Cybersecurity researchers have discovered an advanced version of the Qilin ransomware that features increased sophistication and evasive tactics.
The new variant is tracked by cyber security company Halcyon under the alias Qilin.B.
“Notably, Qilin.B now supports AES-256-CTR encryption for AESNI-capable systems, while retaining Chacha20 for systems without such support,” Halcyon Research Team said in a report shared with The Hacker News.
“Additionally, RSA-4096 with OAEP padding is used to protect the encryption keys, making it impossible to decrypt the files without the attacker’s private key or derived seed values.”
Tilin, also known as Agendafirst came to the attention of the cybersecurity community in July/August 2022, with initial versions written in Golang before moving to Rust.
Group-IB’s May 2023 report revealed that the Ransomware-as-a-Service (RaaS) scheme allows its affiliates to receive 80% to 85% of each ransom payment after it infiltrates the group and manages to strike up a conversation with Qilin Recruiter .
Recent attacks connected prior to the ransomware operation, credentials stored in Google Chrome browsers on a small set of compromised endpoints were stolen, suggesting a departure from typical two-pronged ransomware attacks.
Samples of Qilin.B analyzed by Halcyon show that it is based on older iterations with additional encryption capabilities and improved operational tactics.
This includes using AES-256-CTR or Chacha20 for encryption, in addition to taking steps to resist analysis and detection by stopping services related to security tools, constantly clearing Windows event logs, and removing yourself.
It also includes features to stop processes associated with backup and virtualization services such as Veeam, SQL, and SAP, and remove shadow copies of volumes, making recovery more difficult.

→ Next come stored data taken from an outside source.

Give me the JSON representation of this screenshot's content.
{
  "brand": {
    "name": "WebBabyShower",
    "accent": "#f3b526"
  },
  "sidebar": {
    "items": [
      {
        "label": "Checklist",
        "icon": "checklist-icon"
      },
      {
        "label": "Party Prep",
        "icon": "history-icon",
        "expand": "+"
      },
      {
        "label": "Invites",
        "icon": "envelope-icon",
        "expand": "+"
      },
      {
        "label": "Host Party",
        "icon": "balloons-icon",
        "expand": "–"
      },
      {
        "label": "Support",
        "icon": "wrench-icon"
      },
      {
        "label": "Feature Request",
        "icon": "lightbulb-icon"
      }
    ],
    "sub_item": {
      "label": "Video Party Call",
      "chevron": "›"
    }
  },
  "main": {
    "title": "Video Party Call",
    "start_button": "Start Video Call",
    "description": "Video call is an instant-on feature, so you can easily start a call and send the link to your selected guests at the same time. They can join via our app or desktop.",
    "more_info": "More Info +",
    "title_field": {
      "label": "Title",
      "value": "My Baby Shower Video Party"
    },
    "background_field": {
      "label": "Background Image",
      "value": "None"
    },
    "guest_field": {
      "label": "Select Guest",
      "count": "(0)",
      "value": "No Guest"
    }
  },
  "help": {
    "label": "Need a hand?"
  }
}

“Qilin.B’s combination of advanced encryption mechanisms, effective defense evasion tactics, and persistent failures of backup systems make Qilin.B a particularly dangerous ransomware variant,” Halcyon said.

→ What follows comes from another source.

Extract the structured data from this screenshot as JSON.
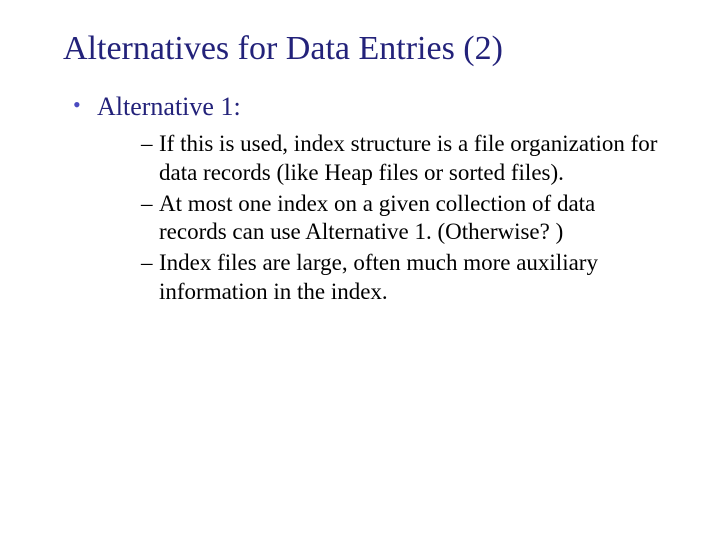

The pernicious and persistent character The threat posed by ransomware is evidenced by the constantly evolving tactics displayed by ransomware groups.

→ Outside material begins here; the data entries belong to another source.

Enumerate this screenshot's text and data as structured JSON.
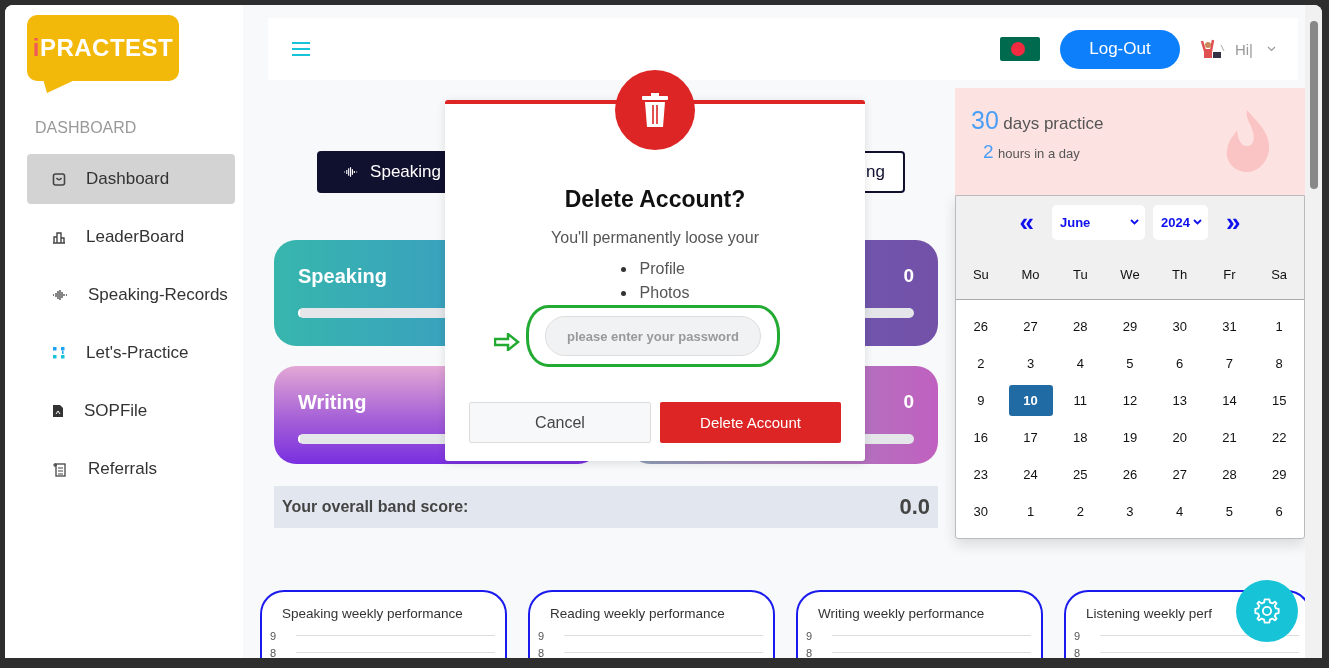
{
  "logo": {
    "prefix": "i",
    "name": "PRACTEST"
  },
  "sidebar": {
    "section": "DASHBOARD",
    "items": [
      {
        "label": "Dashboard",
        "selected": true
      },
      {
        "label": "LeaderBoard",
        "selected": false
      },
      {
        "label": "Speaking-Records",
        "selected": false
      },
      {
        "label": "Let's-Practice",
        "selected": false
      },
      {
        "label": "SOPFile",
        "selected": false
      },
      {
        "label": "Referrals",
        "selected": false
      }
    ]
  },
  "header": {
    "logout": "Log-Out",
    "greeting": "Hi|"
  },
  "tabs": [
    {
      "label": "Speaking",
      "selected": true
    },
    {
      "label": "ng",
      "selected": false
    }
  ],
  "skill_cards": [
    {
      "title": "Speaking",
      "level": 0
    },
    {
      "value": "0",
      "level": 0
    },
    {
      "title": "Writing",
      "level": 0
    },
    {
      "value": "0",
      "level": 0
    }
  ],
  "band_score": {
    "label": "Your overall band score:",
    "value": "0.0"
  },
  "practice": {
    "days": "30",
    "days_label": "days practice",
    "hours": "2",
    "hours_label": "hours in a day"
  },
  "calendar": {
    "prev": "«",
    "next": "»",
    "month": "June",
    "year": "2024",
    "weekdays": [
      "Su",
      "Mo",
      "Tu",
      "We",
      "Th",
      "Fr",
      "Sa"
    ],
    "weeks": [
      [
        {
          "day": "26",
          "selected": false
        },
        {
          "day": "27",
          "selected": false
        },
        {
          "day": "28",
          "selected": false
        },
        {
          "day": "29",
          "selected": false
        },
        {
          "day": "30",
          "selected": false
        },
        {
          "day": "31",
          "selected": false
        },
        {
          "day": "1",
          "selected": false
        }
      ],
      [
        {
          "day": "2",
          "selected": false
        },
        {
          "day": "3",
          "selected": false
        },
        {
          "day": "4",
          "selected": false
        },
        {
          "day": "5",
          "selected": false
        },
        {
          "day": "6",
          "selected": false
        },
        {
          "day": "7",
          "selected": false
        },
        {
          "day": "8",
          "selected": false
        }
      ],
      [
        {
          "day": "9",
          "selected": false
        },
        {
          "day": "10",
          "selected": true
        },
        {
          "day": "11",
          "selected": false
        },
        {
          "day": "12",
          "selected": false
        },
        {
          "day": "13",
          "selected": false
        },
        {
          "day": "14",
          "selected": false
        },
        {
          "day": "15",
          "selected": false
        }
      ],
      [
        {
          "day": "16",
          "selected": false
        },
        {
          "day": "17",
          "selected": false
        },
        {
          "day": "18",
          "selected": false
        },
        {
          "day": "19",
          "selected": false
        },
        {
          "day": "20",
          "selected": false
        },
        {
          "day": "21",
          "selected": false
        },
        {
          "day": "22",
          "selected": false
        }
      ],
      [
        {
          "day": "23",
          "selected": false
        },
        {
          "day": "24",
          "selected": false
        },
        {
          "day": "25",
          "selected": false
        },
        {
          "day": "26",
          "selected": false
        },
        {
          "day": "27",
          "selected": false
        },
        {
          "day": "28",
          "selected": false
        },
        {
          "day": "29",
          "selected": false
        }
      ],
      [
        {
          "day": "30",
          "selected": false
        },
        {
          "day": "1",
          "selected": false
        },
        {
          "day": "2",
          "selected": false
        },
        {
          "day": "3",
          "selected": false
        },
        {
          "day": "4",
          "selected": false
        },
        {
          "day": "5",
          "selected": false
        },
        {
          "day": "6",
          "selected": false
        }
      ]
    ]
  },
  "weekly": [
    {
      "title": "Speaking weekly performance",
      "yticks": [
        "9",
        "8"
      ]
    },
    {
      "title": "Reading weekly performance",
      "yticks": [
        "9",
        "8"
      ]
    },
    {
      "title": "Writing weekly performance",
      "yticks": [
        "9",
        "8"
      ]
    },
    {
      "title": "Listening weekly perf",
      "yticks": [
        "9",
        "8"
      ]
    }
  ],
  "dialog": {
    "title": "Delete Account?",
    "message": "You'll permanently loose your",
    "items": [
      "Profile",
      "Photos"
    ],
    "password_placeholder": "please enter your password",
    "cancel": "Cancel",
    "confirm": "Delete Account"
  }
}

An example of this is the discovery of a new Rust-based toolkit that was used to deliver Embargo ransomware, which boots but not before terminating Endpoint Detection and Response (EDR) solutions installed on the host with Bring Your Own Vulnerable Driver (BEUD) technique.
Both are EDR killers, codenamed MS4Killer by ESET due to its similarity to open source s4killer tool, and the ransomware is launched using a malicious loader called MDeployer.
“MDeployer is the main malicious loader that Embargo tries to deploy on machines in a compromised network – it facilitates the rest of the attack, which leads to the execution of ransomware and file encryption,” researchers Ian Holman and Tomasz Zwara said. “MS4Killer is expected to run indefinitely.”
“Both MDeployer and MS4Killer are written in Rust. The same is true for the ransomware payload, assuming Rust is the primary language for the group’s developers.”
According to data shared by Microsoft, 389 U.S. healthcare facilities were hit by ransomware attacks this fiscal year, costing them up to $900,000 a day in downtime. Some of the ransomware groups known to strike hospitals include Lace Tempest, Sangria Tempest, Cadenza Tempest, and Vanilla Tempest.
“Of the 99 healthcare organizations that admitted to paying the ransom and disclosed the ransom paid, the median payment was $1.5 million and the median payment was $4.4 million,” the tech giant said. said.